Keresdrakon Lived Alongside Caiuajara
A new species of large, toothless pterosaur has been described based on fossil specimens excavated from the “cemitério dos pterossauros” (pterosaur graveyard), in southern Brazil. This new flying reptile has been named Keresdrakon vilsoni. The researchers, writing in the academic journal “Anais da Academia Brasileira de Ciências” conclude that Keresdrakon co-existed with another, smaller and, based on the fossil evidence more numerous, pterosaur (Caiuajara dobruskii). In addition, the two distinct pterosaurs coexisted with a theropod dinosaur (Vespersaurus paranaensis) and together they provide an unique insight into an ancient desert ecosystem.
The Palaeoenvironment of the “Cemitério dos Pterossauros”
Picture Credit: Maurilio Oliveira
Interpreting the Palaeoenvironment
The age of the strata is disputed. Some authors favour a Turonian to Campanian age indicating Upper Cretaceous deposits, whilst other scientists have suggested that the rocks might be Lower Cretaceous in age (Aptian to Albian). The bonebeds associated with these sandstones indicate a congregation of vertebrates in what was probably an interdunal wetland in the middle of a desert. Caiuajara is interpreted as a likely frugivore, a feeding behaviour associated with other members of the Tapejaridae family. Although, the much larger, edentulous (toothless), Keresdrakon probably filled a different niche in the ecosystem. Its fossils are much rarer than those of Caiuajara, the researchers infer that Keresdrakon vilsoni might have behaved as an opportunistic predator or a scavenger. Analysis of this pterosaur’s beak suggest that it did not have a strong bite, so overcoming larger prey such as the theropod Vespersaurus might have been difficult for Keresdrakon, but it could have fed on carrion, as depicted in the above illustration.

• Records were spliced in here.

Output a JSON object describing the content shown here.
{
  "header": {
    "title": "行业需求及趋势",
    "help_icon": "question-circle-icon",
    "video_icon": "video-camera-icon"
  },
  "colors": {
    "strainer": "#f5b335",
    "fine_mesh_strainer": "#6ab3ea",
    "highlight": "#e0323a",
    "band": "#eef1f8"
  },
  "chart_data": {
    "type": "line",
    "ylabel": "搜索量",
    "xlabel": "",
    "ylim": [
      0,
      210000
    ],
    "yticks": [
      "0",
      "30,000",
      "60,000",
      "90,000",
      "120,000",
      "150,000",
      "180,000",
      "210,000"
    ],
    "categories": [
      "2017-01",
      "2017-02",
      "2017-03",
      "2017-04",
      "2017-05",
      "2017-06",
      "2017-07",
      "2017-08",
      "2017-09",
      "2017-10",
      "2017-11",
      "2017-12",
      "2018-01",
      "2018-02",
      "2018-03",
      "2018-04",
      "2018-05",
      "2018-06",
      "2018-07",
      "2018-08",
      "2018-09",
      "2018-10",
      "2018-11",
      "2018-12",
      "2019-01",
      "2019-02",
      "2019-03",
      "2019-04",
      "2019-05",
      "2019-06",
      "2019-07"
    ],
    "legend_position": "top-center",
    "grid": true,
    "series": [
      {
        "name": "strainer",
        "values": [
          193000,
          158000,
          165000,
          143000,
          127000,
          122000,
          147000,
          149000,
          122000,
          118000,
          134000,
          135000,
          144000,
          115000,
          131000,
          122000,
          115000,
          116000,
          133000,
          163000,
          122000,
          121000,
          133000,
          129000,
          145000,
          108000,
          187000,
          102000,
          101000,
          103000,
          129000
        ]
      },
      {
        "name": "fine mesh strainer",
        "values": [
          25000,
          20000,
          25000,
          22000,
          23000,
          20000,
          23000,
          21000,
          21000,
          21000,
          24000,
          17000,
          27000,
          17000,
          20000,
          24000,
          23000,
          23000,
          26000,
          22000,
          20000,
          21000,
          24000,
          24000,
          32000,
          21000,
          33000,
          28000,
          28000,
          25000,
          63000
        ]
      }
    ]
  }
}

The authors of the scientific paper, which include pterosaur expert Alexander Kellner of the Museu Nacional/Universidade Federal do Rio de Janeiro (Brazil), consider Keresdrakon to be the equivalent of a modern-day Marabou stork (Leptoptilos crumenifer), which scavenges but also eats any small animal that it can swallow. The scientists speculate that K. vilsoni might have eaten juvenile Caiuajara or even hatchlings and eggs. Given the geological and fossil evidence, it is likely that these two pterosaurs along with Vespersaurus co-existed together and that the “cemitério dos pterossauros”, demonstrates evidence of sympatry in the Pterosauria, if this is the case, then these sandstone deposits of uncertain age in Paraná State represent an extremely significant discovery for vertebrate palaeontologists.
The Holotype Fossil Material of Keresdrakon vilsoni
Picture Credit: Kellner et al
What is Sympatry?
Sympatry is a term used in biology to describe the situation when two or more related species co-exist in the same environment at the same time. Caiuajara and Keresdrakon are contemporaneous, occupying the same space and time in the fossil record.
To read about the discovery of Caiuajara dobruskii: New Species of Flying Reptile Identified from Pterosaur Graveyard.
To read about the theropod dinosaur associated with this fossil site: The First Dinosaur from the Caiuá Group – Brazil.
A phylogenetic analysis suggests that Keresdrakon sits outside the Tapejaridae family but is still quite closely related to these types of flying reptiles. It is described as part of a non-tapejarid lineage within the wider Tapejaromorpha.
A Sandstone Block Showing Keresdrakon vilsoni and Caiuajara dobruskii Fossils in Association
Picture Credit: Kellner et al
The scientific paper: “A new toothless pterosaur (Pterodactyloidea) from Southern Brazil with insights into the paleoecology of a Cretaceous desert” by Kellner, Alexander W. A.; Weinschütz, Luiz C.; Holgado, Borja; Bantim, Renan A. M.; Sayão, Juliana M. and published in the Anais da Academia Brasileira de Ciências.